General Strategy: Debugging Application Deployment on DC/OS
Now that we have defined a set of tools for debugging applications on DC/OS, let us consider a step-by-step general troubleshooting strategy for actually implementing pir available tools in an application debugging scenario. Once we have gone over this general strategy, we will consider a few concrete scenarios of how to apply this strategy in the practice section.

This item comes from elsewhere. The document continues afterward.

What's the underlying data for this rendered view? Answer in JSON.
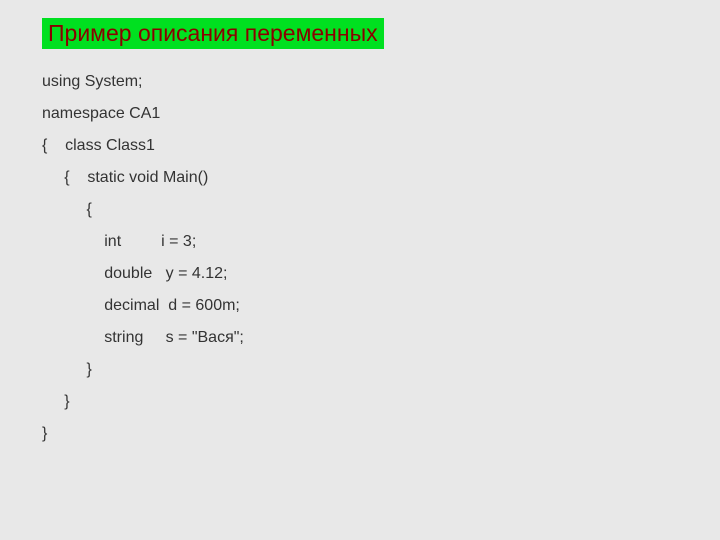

Beyond considering any information special to your scenario, a reasonable approach to debugging an application deployment issue is to apply our debugging tools in the following order:
- 1: Check GUIs
- 2: Check Task Logs
- 3: Check Scheduler Logs
- 4: Check Agent Logs
- 5: Test Task Interactively
- 6: Check Master Logs
- 7: Ask Community
Step 1: Check the GUIs
Step 2: Check the Task Logs
If the GUIs cannot provide sufficient information, next check the task logs using the DC/OS GUI or the CLI. This provides a better understanding of what might have happened to the application. If the issue is related to our app not deploying (for example, the task status continues to wait indefinitely), try looking at the ‘Debug’ page. It could be helpful in understanding the resources being offered by Mesos.
Step 3: Check the Scheduler Logs
Next, when there is a deployment problem and the task logs do not provide enough information to fix the issue, it can be helpful to double-check the app definition. Then, after confirming the app definition, check the Marathon log or GUI to understand how it was scheduled or why not.
Step 4: Check the Agent Logs
The Mesos Agent logs provide information regarding how the task and that task’s environment are being started. Recall that increasing the log level can be helpful in some cases to obtain more information with which to work.
Step 5: Test the Task Interactively
The next step is to interactively look at the task running inside the container. If the task is still running,
dcos task exec or
docker exec can be helpful to start an interactive debugging session. If the application is based on a Docker container image, manually starting it using
docker run followed by
docker exec can also get you started in the right direction.
Step 6: Check the Master Logs
If you want to understand why a particular scheduler has received certain resources or a particular status, then the master logs can be very helpful. Recall that the master is forwarding all status updates between the agents and scheduler, so it might even be helpful in cases where the agent node might not be reachable (for example, network partition or node failure).